The Saracen champions donned their coats of mail, of double substance most of them, and they set upon their heads helmets of Saragossa of well-tempered metal, and they girded themselves with swords of Vienna. Fair were their shields to view; their lances were from Valentia; their standards were of white, blue, and red. Their mules they left with the servants, and, mounting their chargers, so moved forwards.
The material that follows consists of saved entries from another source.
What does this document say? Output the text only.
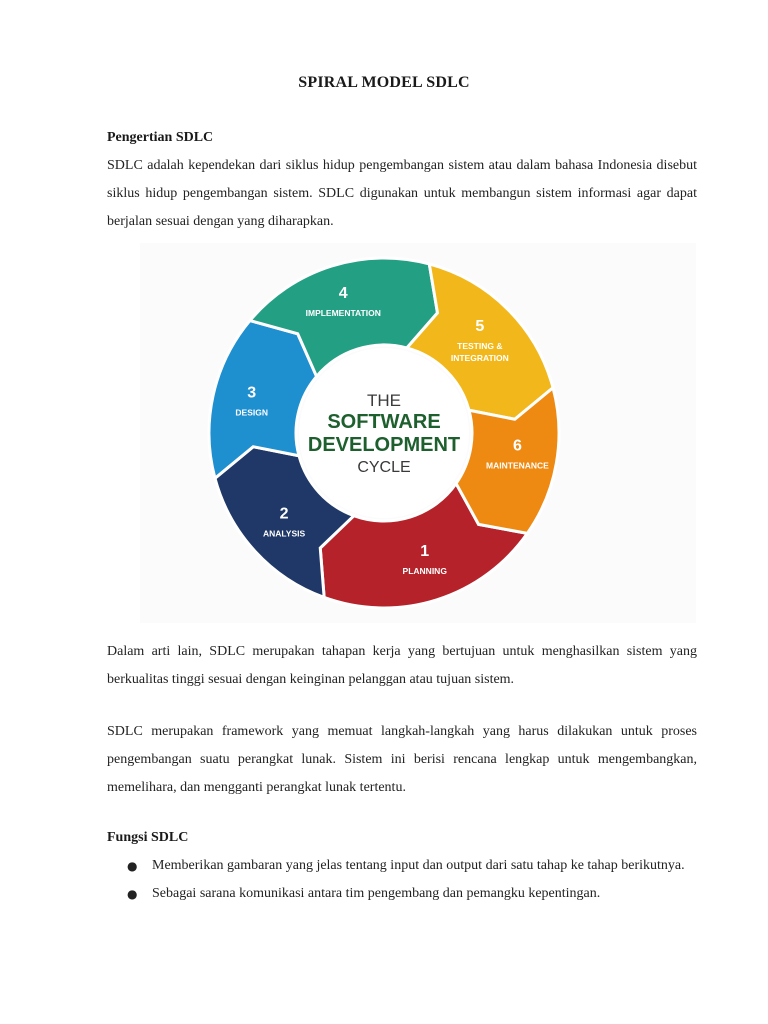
SPIRAL MODEL SDLC
Pengertian SDLC
SDLC adalah kependekan dari siklus hidup pengembangan sistem atau dalam bahasa Indonesia disebut siklus hidup pengembangan sistem. SDLC digunakan untuk membangun sistem informasi agar dapat berjalan sesuai dengan yang diharapkan.
THE
SOFTWARE
DEVELOPMENT
CYCLE
1
PLANNING
2
ANALYSIS
3
DESIGN
4
IMPLEMENTATION
5
TESTING &
INTEGRATION
6
MAINTENANCE
Dalam arti lain, SDLC merupakan tahapan kerja yang bertujuan untuk menghasilkan sistem yang berkualitas tinggi sesuai dengan keinginan pelanggan atau tujuan sistem.
SDLC merupakan framework yang memuat langkah-langkah yang harus dilakukan untuk proses pengembangan suatu perangkat lunak. Sistem ini berisi rencana lengkap untuk mengembangkan, memelihara, dan mengganti perangkat lunak tertentu.
Fungsi SDLC
● Memberikan gambaran yang jelas tentang input dan output dari satu tahap ke tahap berikutnya.
● Sebagai sarana komunikasi antara tim pengembang dan pemangku kepentingan.
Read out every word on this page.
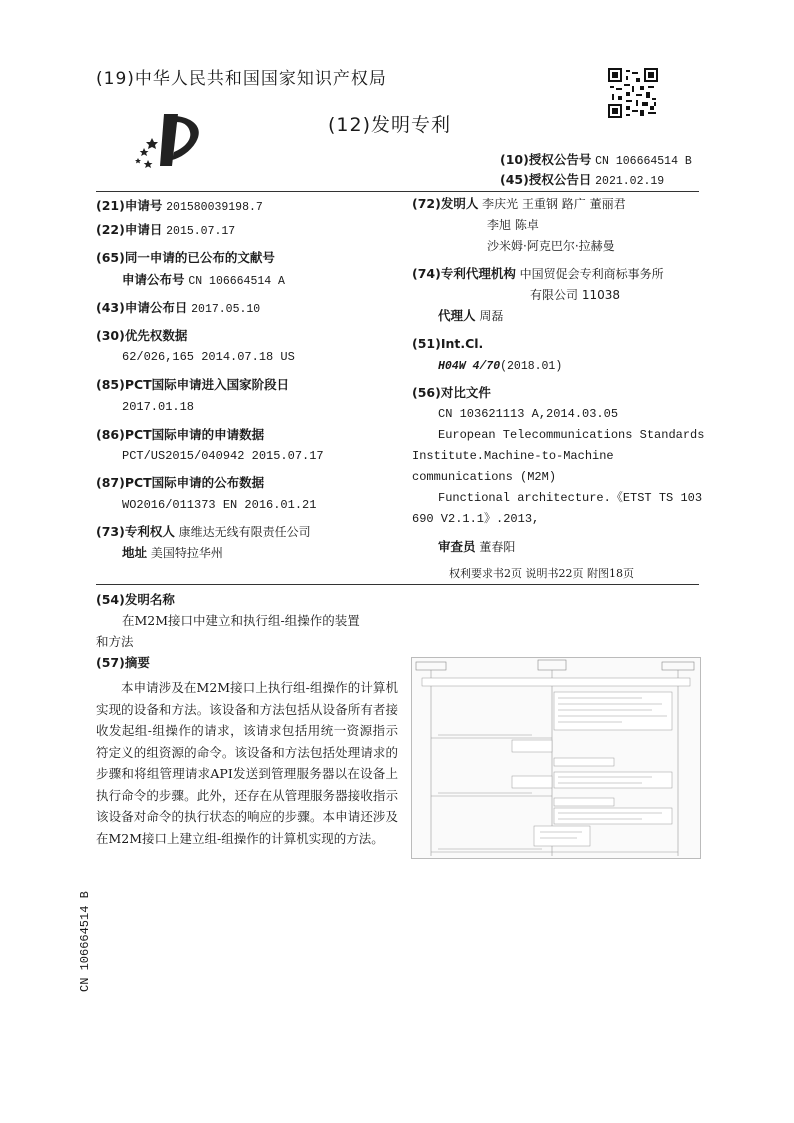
(19)中华人民共和国国家知识产权局
(12)发明专利
(10)授权公告号 CN 106664514 B
(45)授权公告日 2021.02.19
(21)申请号 201580039198.7
(22)申请日 2015.07.17
(65)同一申请的已公布的文献号
申请公布号 CN 106664514 A
(43)申请公布日 2017.05.10
(30)优先权数据
62/026,165 2014.07.18 US
(85)PCT国际申请进入国家阶段日
2017.01.18
(86)PCT国际申请的申请数据
PCT/US2015/040942 2015.07.17
(87)PCT国际申请的公布数据
WO2016/011373 EN 2016.01.21
(73)专利权人 康维达无线有限责任公司
地址 美国特拉华州
(72)发明人 李庆光 王重钢 路广 董丽君
李旭 陈卓
沙米姆·阿克巴尔·拉赫曼
(74)专利代理机构 中国贸促会专利商标事务所
有限公司 11038
代理人 周磊
(51)Int.Cl.
H04W 4/70(2018.01)
(56)对比文件
CN 103621113 A,2014.03.05
European Telecommunications Standards
Institute.Machine-to-Machine
communications (M2M)
Functional architecture.《ETST TS 103
690 V2.1.1》.2013,
审查员 董春阳
权利要求书2页 说明书22页 附图18页
(54)发明名称
在M2M接口中建立和执行组-组操作的装置
和方法
(57)摘要
本申请涉及在M2M接口上执行组-组操作的计算机实现的设备和方法。该设备和方法包括从设备所有者接收发起组-组操作的请求，该请求包括用统一资源指示符定义的组资源的命令。该设备和方法包括处理请求的步骤和将组管理请求API发送到管理服务器以在设备上执行命令的步骤。此外，还存在从管理服务器接收指示该设备对命令的执行状态的响应的步骤。本申请还涉及在M2M接口上建立组-组操作的计算机实现的方法。
CN 106664514 B
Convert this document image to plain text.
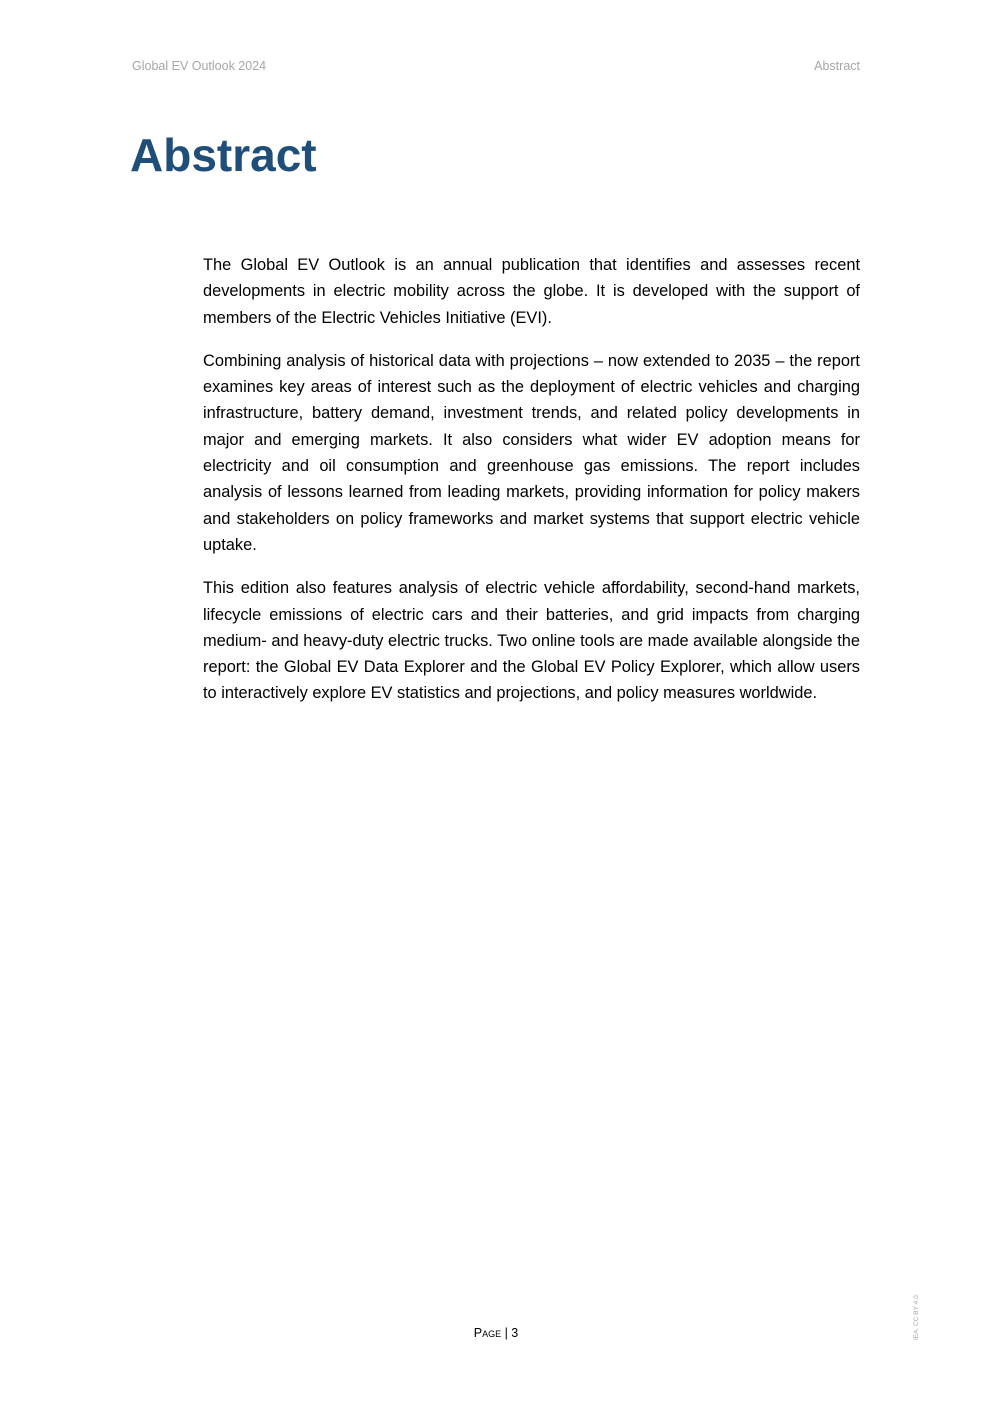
Global EV Outlook 2024	Abstract
Abstract

The Global EV Outlook is an annual publication that identifies and assesses recent developments in electric mobility across the globe. It is developed with the support of members of the Electric Vehicles Initiative (EVI).

Combining analysis of historical data with projections – now extended to 2035 – the report examines key areas of interest such as the deployment of electric vehicles and charging infrastructure, battery demand, investment trends, and related policy developments in major and emerging markets. It also considers what wider EV adoption means for electricity and oil consumption and greenhouse gas emissions. The report includes analysis of lessons learned from leading markets, providing information for policy makers and stakeholders on policy frameworks and market systems that support electric vehicle uptake.

This edition also features analysis of electric vehicle affordability, second-hand markets, lifecycle emissions of electric cars and their batteries, and grid impacts from charging medium- and heavy-duty electric trucks. Two online tools are made available alongside the report: the Global EV Data Explorer and the Global EV Policy Explorer, which allow users to interactively explore EV statistics and projections, and policy measures worldwide.

Page | 3	IEA. CC BY 4.0.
Fair was the day and bright the sun, as their armor flashed in the light, and the drums were beaten so loudly that the Frenchmen heard the sound.
Said Oliver to Roland, "Comrade, methinks we shall soon do battle with the Saracens."
"God grant it," answered Roland. "'Tis our duty to hold the place for the King, and we will do it, come what may. As for me, I will not set an ill example."
[Pg 252] Oliver climbed to the top of a hill, and saw from thence the whole army of the heathen. He cried to Roland his companion, "I see the flashing of arms. We men of France shall have no small trouble therefrom. This is the doing of Ganelon the traitor."
"Be silent," answered Roland, "till you shall know; say no more about him."
Oliver looked again from the hilltop, and saw how the Saracens came on. So many there were that he could not count their battalions. He descended to the plain with all speed, and came to the array of the French, and said, "I have seen more heathen than man ever yet saw together upon the earth. There are a hundred thousand at the least. We shall have such a battle with them as has never before been fought. My brethren of France, quit you like men, be strong; stand firm that you be not conquered." And all the army shouted with one voice, "Cursed be he that shall fly."